Now, back to these "young mistakes" in the third.  Pavel Datsyuk and Henrik Zetterberg both had penalties assessed to them in the third.  Is that what you're talking about, Mike?  But those two aren't young players, are they?  Zetterberg has been with you for 10 years and Datsyuk for 11. 

Your goaltender, Jimmy Howard, has been your bread and butter for four years now, and he is a Vezina Trophy candidate.  You cannot be referring to him as some inexperienced kid who just left mom and dad's house and still doesn't know how to do his own laundry yet. So where are these young mistakes, Mike?

Just as a final stat to throw out there and we'll move on to No. 3: Of the 28 men on your roster, 22 of them are 25 years old or older and nine of those 28 are over the age of 30.  You must have a diaper-changing station in the corner of the locker room for intermission.

 

3. "The worst call of the night was Datsyuk; I thought that was awful."

This was your answer in response to the penalty shot that was given to Michael Frolik after Carlo Colaiacovo interfered with him on a breakaway...in the third period, Mike.  Oh, and by the way, Carlo is 30 years old. (Dang these kids grow up so fast!)

It was interesting how you stumbled through, not wanting to address the penalty shot, mumbling, "How do I win?  It doesn't matter what I say."  Yet you had me rolling with this, Mike, because (see No. 1) you specifically stated, in response to the very first question you were asked at the podium, "We can't hit the guy in the leg and give up the penalty shot." Aren't you saying that it was a good call there?

Oh, and by the way, Mike, your buds at Hockey Night in Canada felt that call had all the components necessary for the penalty shot—it was textbook.  You may want to take a look at that clip when you get the chance.

 

2. "They got what we gave 'em."

This was in response to how you were feeling going into a Game 7 scenario, backs against the wall, etc. You prefaced this comment with, "It's not like they came in here and squashed us."  

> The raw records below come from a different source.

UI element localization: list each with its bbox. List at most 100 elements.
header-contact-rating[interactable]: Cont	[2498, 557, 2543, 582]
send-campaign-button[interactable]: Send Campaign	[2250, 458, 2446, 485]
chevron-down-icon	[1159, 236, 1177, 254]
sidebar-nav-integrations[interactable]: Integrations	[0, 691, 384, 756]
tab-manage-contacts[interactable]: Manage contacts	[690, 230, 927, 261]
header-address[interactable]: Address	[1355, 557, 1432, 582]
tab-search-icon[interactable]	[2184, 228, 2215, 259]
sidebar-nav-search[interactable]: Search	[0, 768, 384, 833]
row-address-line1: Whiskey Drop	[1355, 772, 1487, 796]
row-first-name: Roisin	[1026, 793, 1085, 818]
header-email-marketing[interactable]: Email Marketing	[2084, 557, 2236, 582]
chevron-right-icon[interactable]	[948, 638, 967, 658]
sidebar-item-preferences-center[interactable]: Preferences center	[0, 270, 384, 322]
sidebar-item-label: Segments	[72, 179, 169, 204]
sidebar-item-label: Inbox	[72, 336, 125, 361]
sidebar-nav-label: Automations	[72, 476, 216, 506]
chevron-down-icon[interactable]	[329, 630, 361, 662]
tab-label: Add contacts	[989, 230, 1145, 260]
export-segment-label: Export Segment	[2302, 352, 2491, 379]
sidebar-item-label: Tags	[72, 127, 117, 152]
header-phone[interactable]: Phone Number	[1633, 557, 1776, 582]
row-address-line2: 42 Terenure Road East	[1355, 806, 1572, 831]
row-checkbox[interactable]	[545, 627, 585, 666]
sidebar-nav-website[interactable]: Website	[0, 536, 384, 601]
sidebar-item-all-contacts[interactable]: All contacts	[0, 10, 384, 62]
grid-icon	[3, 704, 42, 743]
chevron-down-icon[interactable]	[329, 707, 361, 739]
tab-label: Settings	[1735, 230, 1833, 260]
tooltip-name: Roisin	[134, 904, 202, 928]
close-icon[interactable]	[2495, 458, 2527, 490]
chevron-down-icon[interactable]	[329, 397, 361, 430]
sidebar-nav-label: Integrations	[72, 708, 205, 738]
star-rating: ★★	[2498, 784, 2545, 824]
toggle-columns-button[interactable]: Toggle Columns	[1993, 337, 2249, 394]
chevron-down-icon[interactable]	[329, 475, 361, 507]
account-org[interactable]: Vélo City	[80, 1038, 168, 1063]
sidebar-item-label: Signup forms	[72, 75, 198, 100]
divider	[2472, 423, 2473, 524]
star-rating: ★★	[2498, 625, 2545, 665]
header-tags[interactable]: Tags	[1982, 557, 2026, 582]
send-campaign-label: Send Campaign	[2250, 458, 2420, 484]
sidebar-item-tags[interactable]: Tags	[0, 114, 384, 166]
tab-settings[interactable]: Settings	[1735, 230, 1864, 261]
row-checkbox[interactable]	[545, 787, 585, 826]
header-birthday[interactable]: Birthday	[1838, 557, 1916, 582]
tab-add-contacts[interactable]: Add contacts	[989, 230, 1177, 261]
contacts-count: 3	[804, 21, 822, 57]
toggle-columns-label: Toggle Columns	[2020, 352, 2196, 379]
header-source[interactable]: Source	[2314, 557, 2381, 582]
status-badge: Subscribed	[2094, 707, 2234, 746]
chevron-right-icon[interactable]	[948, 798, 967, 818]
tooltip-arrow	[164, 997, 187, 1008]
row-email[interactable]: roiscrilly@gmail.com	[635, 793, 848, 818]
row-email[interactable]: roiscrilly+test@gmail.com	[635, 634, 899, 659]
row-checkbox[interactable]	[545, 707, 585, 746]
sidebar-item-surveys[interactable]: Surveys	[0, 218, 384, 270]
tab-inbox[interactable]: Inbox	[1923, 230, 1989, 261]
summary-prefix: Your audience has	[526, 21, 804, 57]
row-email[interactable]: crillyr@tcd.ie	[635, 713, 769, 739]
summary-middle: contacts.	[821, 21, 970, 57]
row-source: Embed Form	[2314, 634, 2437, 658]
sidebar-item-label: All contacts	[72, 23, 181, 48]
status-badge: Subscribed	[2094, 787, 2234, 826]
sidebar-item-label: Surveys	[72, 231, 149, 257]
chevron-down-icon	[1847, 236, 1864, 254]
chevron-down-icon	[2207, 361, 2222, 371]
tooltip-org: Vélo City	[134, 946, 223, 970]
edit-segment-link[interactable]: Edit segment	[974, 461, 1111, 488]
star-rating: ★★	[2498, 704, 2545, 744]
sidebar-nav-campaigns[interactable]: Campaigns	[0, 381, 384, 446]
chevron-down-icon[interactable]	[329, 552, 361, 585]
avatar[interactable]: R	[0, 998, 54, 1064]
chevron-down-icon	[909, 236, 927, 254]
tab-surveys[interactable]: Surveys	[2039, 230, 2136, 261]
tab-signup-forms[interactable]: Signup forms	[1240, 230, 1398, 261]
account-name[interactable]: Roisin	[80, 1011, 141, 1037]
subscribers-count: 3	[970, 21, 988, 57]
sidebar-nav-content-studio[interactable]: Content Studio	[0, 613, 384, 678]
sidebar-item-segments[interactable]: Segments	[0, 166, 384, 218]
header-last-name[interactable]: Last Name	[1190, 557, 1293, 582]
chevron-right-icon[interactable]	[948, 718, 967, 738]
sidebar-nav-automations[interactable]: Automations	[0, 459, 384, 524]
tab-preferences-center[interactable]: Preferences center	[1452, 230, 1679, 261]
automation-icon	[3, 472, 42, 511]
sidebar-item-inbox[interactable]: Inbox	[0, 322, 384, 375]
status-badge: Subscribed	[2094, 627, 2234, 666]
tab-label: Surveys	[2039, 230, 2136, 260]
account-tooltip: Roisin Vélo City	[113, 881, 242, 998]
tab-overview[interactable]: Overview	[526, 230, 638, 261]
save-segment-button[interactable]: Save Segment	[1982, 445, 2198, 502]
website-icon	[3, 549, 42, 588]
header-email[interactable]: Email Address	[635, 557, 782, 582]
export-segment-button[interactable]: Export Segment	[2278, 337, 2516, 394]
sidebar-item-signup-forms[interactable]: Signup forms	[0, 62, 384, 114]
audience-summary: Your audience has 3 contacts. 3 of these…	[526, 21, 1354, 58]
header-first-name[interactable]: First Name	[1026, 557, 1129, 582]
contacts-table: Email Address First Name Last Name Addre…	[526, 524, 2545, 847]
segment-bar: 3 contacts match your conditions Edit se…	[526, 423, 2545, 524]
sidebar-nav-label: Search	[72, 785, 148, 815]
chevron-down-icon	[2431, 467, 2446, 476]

It's the playoffs, Mike, you don't need to squash a team; you just need to end the night with a W.  Also, Mike, isn't that the nature of sports, taking advantage of other people's mistakes and capitalizing on them?  Isn't the goal to try and not make mistakes?  Do you teach your guys to not take advantage of mistakes that opposing teams make?

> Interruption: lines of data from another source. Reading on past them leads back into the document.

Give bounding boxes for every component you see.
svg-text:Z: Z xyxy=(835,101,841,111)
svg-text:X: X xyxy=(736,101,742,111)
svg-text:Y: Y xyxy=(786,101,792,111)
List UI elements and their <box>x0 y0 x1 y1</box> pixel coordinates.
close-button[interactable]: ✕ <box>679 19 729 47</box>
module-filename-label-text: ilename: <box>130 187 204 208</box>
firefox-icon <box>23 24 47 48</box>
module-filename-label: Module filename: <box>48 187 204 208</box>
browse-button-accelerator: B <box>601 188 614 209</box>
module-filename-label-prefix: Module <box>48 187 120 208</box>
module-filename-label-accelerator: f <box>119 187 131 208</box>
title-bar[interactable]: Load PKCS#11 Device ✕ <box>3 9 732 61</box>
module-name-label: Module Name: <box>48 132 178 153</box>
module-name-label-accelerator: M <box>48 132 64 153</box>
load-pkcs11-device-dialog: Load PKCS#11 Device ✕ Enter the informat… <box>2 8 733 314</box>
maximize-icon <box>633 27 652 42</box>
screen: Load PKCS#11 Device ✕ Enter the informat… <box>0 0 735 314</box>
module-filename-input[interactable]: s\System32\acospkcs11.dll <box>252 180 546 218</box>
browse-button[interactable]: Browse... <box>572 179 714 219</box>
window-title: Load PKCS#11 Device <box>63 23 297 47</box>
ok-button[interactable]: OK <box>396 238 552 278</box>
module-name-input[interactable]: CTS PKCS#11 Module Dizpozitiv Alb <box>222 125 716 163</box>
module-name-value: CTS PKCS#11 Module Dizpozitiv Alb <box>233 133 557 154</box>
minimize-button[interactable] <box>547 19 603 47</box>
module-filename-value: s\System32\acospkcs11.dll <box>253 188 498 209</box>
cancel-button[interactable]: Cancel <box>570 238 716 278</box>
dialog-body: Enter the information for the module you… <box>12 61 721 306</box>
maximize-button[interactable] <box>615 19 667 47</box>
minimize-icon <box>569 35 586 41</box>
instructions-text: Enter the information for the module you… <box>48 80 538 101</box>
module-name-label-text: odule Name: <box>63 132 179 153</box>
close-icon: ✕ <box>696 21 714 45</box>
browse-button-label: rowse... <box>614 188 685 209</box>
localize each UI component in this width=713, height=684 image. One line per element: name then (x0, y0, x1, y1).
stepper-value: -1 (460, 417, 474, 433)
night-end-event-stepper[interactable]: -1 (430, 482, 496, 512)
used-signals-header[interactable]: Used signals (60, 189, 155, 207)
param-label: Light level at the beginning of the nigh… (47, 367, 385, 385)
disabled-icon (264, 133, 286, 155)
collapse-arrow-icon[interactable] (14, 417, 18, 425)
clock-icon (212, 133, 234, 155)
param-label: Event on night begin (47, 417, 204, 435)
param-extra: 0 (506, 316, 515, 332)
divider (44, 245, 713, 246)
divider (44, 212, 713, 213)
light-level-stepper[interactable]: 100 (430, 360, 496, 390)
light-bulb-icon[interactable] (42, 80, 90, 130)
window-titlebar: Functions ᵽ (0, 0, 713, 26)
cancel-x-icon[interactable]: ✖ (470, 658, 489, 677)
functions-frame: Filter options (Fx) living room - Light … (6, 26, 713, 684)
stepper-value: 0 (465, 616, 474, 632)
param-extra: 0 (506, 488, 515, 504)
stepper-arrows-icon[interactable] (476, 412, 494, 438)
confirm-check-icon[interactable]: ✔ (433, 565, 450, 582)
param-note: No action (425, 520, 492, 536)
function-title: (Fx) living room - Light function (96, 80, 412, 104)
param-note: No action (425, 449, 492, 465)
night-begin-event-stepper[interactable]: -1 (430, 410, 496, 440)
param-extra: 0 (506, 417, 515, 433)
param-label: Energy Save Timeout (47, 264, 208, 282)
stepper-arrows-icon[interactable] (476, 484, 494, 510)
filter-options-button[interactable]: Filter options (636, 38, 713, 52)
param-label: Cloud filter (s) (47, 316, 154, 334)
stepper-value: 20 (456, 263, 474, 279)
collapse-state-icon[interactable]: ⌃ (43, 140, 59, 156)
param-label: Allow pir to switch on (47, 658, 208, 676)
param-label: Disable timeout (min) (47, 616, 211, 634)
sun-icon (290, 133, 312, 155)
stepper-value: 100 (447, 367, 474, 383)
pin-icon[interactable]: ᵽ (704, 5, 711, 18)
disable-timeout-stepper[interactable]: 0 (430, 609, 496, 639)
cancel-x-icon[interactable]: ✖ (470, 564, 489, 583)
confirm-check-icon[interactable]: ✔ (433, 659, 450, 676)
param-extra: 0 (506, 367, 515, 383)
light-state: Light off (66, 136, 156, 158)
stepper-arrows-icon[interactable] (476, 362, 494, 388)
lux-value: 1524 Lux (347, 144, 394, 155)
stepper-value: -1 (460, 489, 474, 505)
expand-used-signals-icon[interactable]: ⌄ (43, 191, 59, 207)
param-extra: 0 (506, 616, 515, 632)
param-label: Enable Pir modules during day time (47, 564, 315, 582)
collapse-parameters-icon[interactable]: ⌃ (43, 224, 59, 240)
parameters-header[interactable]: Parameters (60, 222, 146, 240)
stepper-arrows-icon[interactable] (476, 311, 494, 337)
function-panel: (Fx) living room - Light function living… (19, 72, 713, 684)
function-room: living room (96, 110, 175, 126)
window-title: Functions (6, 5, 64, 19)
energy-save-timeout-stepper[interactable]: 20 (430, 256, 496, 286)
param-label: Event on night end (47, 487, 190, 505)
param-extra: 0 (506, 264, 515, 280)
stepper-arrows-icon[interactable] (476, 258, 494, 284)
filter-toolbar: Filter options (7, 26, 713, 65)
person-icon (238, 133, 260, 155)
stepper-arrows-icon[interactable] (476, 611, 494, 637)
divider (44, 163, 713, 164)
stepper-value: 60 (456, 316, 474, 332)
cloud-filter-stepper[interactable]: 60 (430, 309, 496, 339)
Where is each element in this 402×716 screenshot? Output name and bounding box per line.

So, correct me if I'm wrong, Mike, but isn't the nature of winning the ongoing effort to make as few mistakes as possible? And, since Chicago won 4-3, doesn't that mean they made fewer mistakes than you did?  

 

1. "I love Game 7s.  I'm excited about it.  We got a chance to push them out of the playoffs.  Should be a lot of fun." 

This was the tail end of your comment that began with No. 2 above.  Well, Mike, I can tell you that Chicago is very excited about a Game 7, too, because, well, it is on their home ice and they play very well at home.  

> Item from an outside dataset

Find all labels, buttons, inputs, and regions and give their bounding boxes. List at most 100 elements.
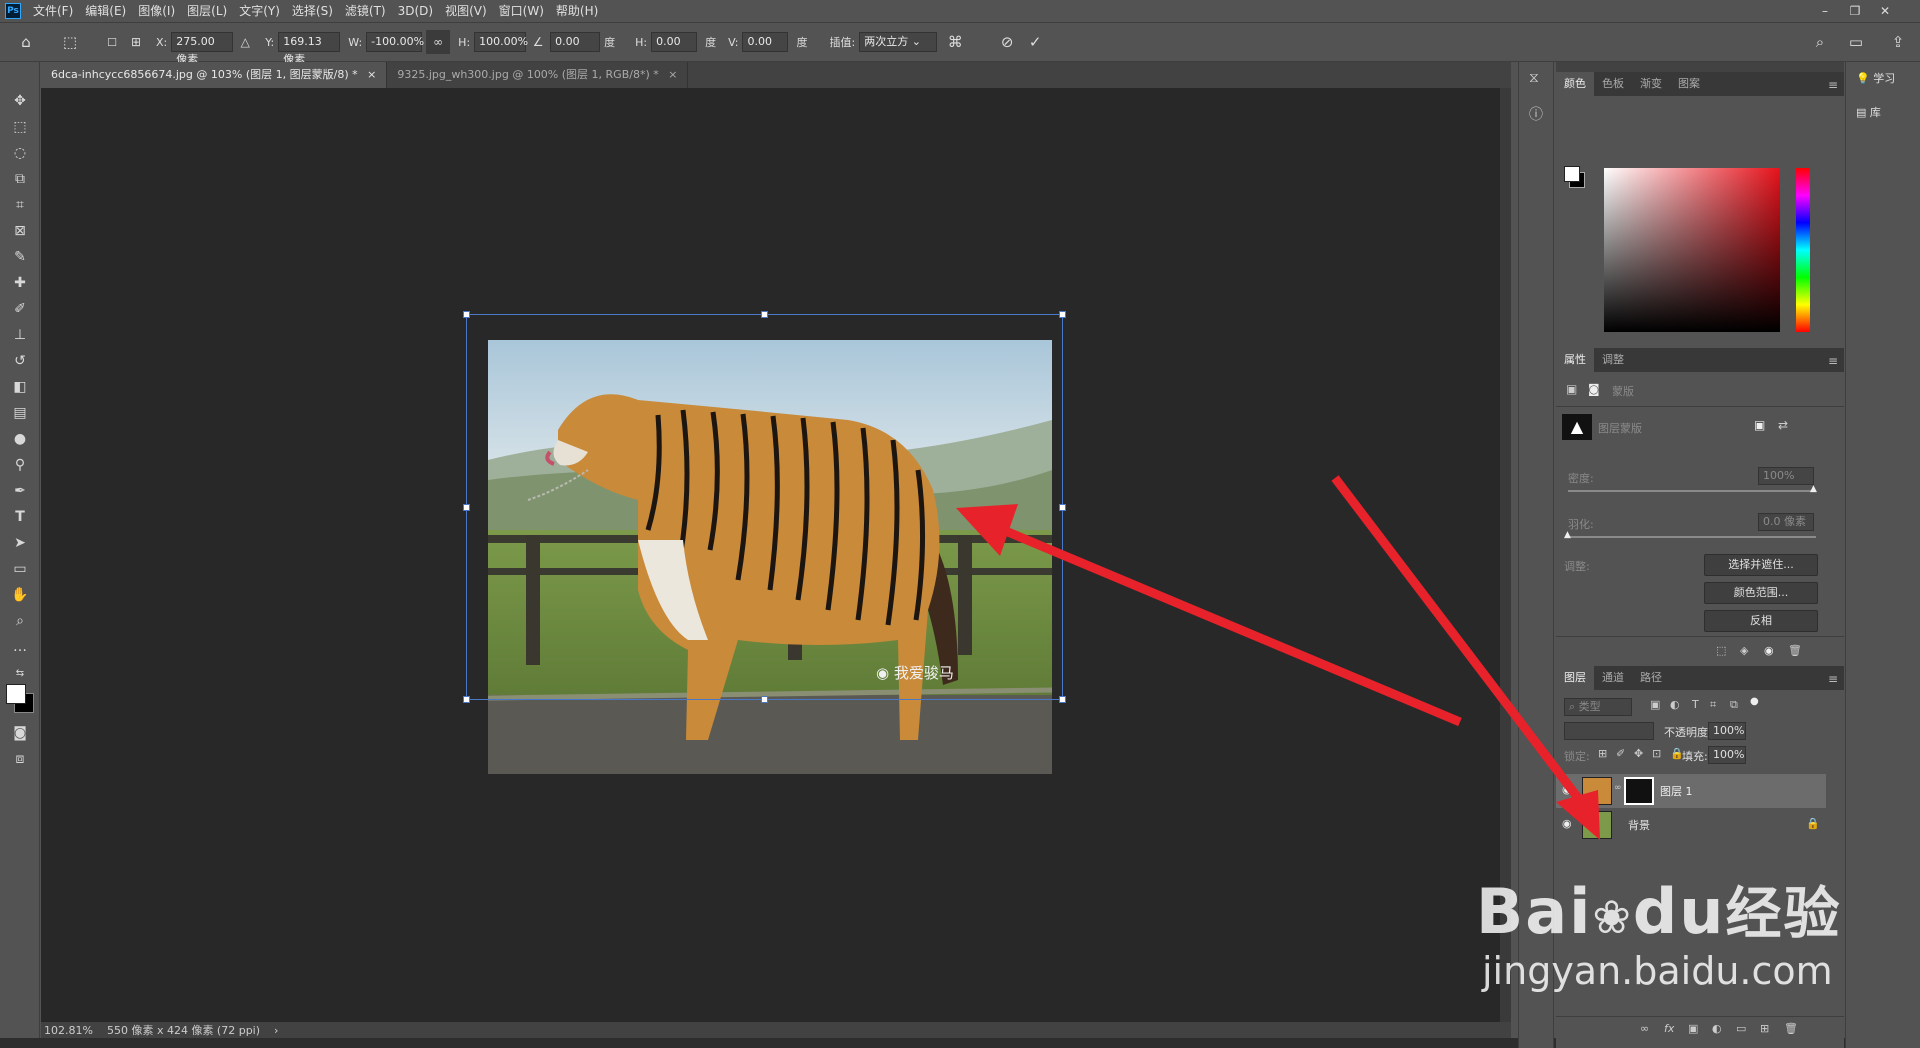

Not to mention, after Game 4, things weren't looking too good for those Blackhawks being down 3-1 and all.  But doesn't that mean you were up 3-1, too? Did Chicago maybe figure out that the least effective way to score on Howard was with direct shots to the net?  Did they realize that getting rebounds off of Howard and having some bodies at the net might unnerve that kid from upstate N.Y.? Did they come to the realization that maybe some tic-tac-toe shots might be more effective on this young rascal you've got in net? 

One final thought, considering the fact that Detroit is leaving the Western Conference: This would be Chicago's last chance to push you out of the playoffs, too.  Funny how that works, isn't it? 

You did get one thing right, though, Mike—it is going to be a lot of fun.